Aku hanya mengangguk, menyandarkan kepala ke dinding kayu. Andra adalah salah satu orang yang tahu persis bagaimana situasi di rumahku, karena dia sering melihat drama Ayah dan Ibuku dari dekat.
“Biasalah, kan. Mau gimana lagi,” kataku getir.
“Gaji gue habis lagi, Dra. Semua buat bayar utang Ayah. Gue capek kayak gini terus. Kapan gue bisa keluar dari sini?”
Andra duduk di sebelahku, menyodorkan sebungkus rokok barunya kepadaku. Aku mengambilnya tanpa banyak bicara.
“Ya kan emang itu gunanya kita di sini, Shill,” ujar Andra sambil tertawa, nadanya sedikit sarkastis. “Mabok, ngerokok, ngilang sebentar dari rumah. Lupakan masalah lo. Lo emang nggak bisa berharap banyak dari rumah lo, kan? Udah, nikmatin aja dulu kebebasan lo yang Cuma satu jam ini. Besok, balik lagi kerja, cari duit, bayar utang. Itu takdir.”

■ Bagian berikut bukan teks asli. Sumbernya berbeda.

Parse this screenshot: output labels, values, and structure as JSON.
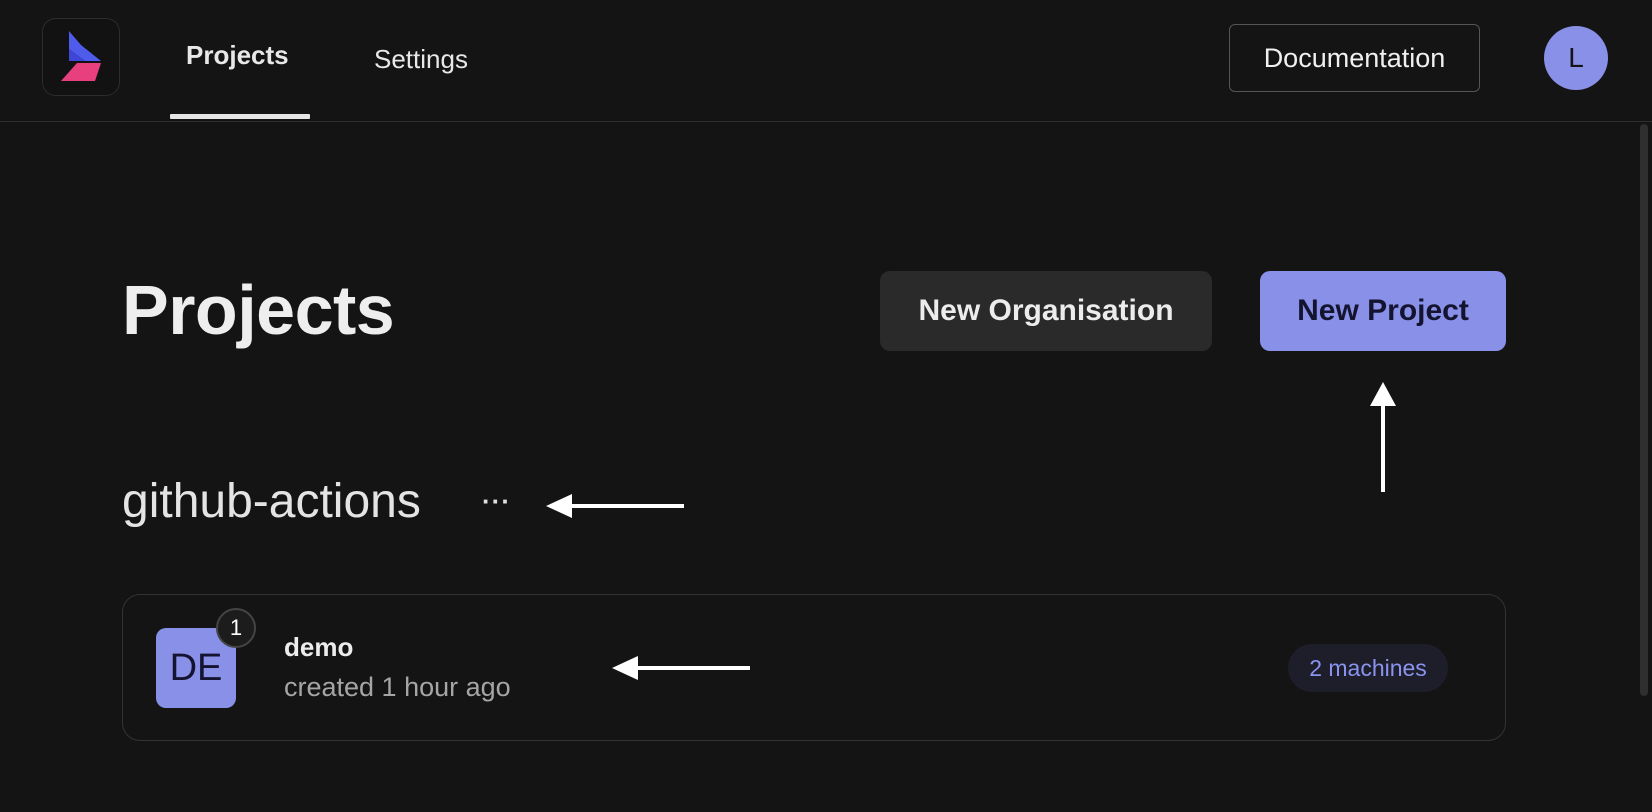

Kata-kata Andra, yang biasanya ku anggap sebagai hiburan, kini terasa seperti dinding penjara. Dia benar, ini adalah takdir kami, anak-anak muda di desa ini: bekerja keras hanya untuk memenuhi kebutuhan dasar, atau lebih parah, melunasi dosa orang tua. Dan satu-satunya pelarian adalah gudang kosong, rokok, dan alkohol.
“Sampai kapan kita harus kayak gini terus, Dra? Nggak ada cara lain?” tanyaku, menatap lurus ke depan, ke dinding gudang yang kusam.
Andra membuang puntung rokoknya, menginjaknya dengan ujung sepatu bot usang.
“Cara lain? Ya nikah, Shill. Cari cowok yang kaya, terus lo angkat kaki dari rumah. Selain itu? Nggak ada. Kita Cuma tamatan SMA, Shill. Atau lo mau minggat?” Dia tertawa terbahak-bahak.
Tawanya membuatku kesal. Aku bangkit, mengambil tasku.
“Gue balik, Dra. Lo mau di sini terus?”
Andra menyeringai. “Ya iyalah. Ngantuk gue. Lo mau ke mana? Tumben nggak ngejogrok di sini sampai siang.”
“Gue... gue mau pulang. Gue harus nemuin Ibu. Dan gue harus mulai mikir.”
“Mikir apa?”
“Mikir gimana caranya gue nggak harus balik lagi ke gudang ini Cuma buat nangis dan ngerokok.”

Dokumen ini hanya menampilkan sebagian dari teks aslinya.